Well there have been multiple conversations over the course of the season between Alex Ovechkin, who represents himself – there’s no agent involved here. So it’s just a matter of Alex Ovechkin talking to general manager Brian MacLellan of the Washington Capitals. They talked earlier this season. They engaged there. They decided to re-engage and pick up talks again when it gets into April. Nobody’s overly concerned at this point.
Ovechkin wants to be with the Capitals. The Capitals want to have Ovechkin back. The question, I guess, how much above the $9.5 million cap hit that he currently carries would he expect to get to stay in Washington and for how many years might he want to play.

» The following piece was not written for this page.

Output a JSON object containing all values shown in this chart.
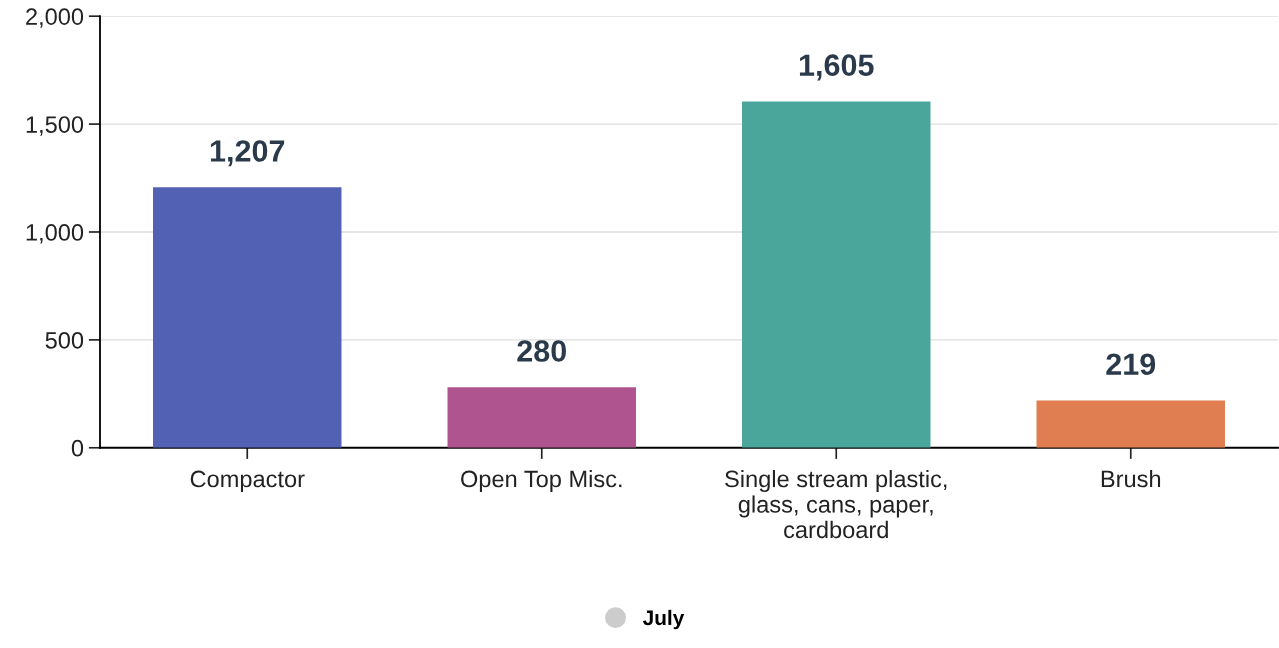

It’s a very simple equation when you think about it for the Washington Capitals. Anything above $9.5 million – for every million dollars you’re asking for, that’s a million you have to subtract somewhere else. So it’s really up to Alex Ovechkin to determine how much is necessary for him to come back and play for the Caps, but to try and do so by diminishing the strength of the Capitals as a legitimate Cup contender. So they’ll get back to the table sometime in April probably and try to get this hammered out before the end of the season.
The 35-year-old Ovechkin has been eligible to sign a contract extension since July 13, 2020 — three days after the ratification of the NHL’s new CBA. Ovi has said in Russian language interviews that he hopes to re-sign for as many as five years with the Caps before retiring in Russia with Dynamo Moscow– the first professional team he ever played for.
Ovechkin was expected to ask for a contract for as much as $12 million per season. Russian sites have speculated that the Capitals offered Ovi a deal worth an AAV of $9.5-10 million per season with a term of three to five years.
“I’ve been playing only for two teams in my life: Dynamo Moscow and the Caps. I don’t like too much to change teams,” Ovechkin said then.
MacLellan also revealed during his press conference that Ovechkin has been dealing with injuries during the season and he expects a big second half from his superstar.
“I think there’s another gear,” MacLellan said. “I think he’s worked through some things physically, not quite injuries… he got through the COVID, got through some minor stuff physically. I think they last couple games he’s been more on target. I think he’ll have a really good second half here. We’re getting through not practicing, not being totally there after the COVID. Some injuries. I think he’ll have a good second half.”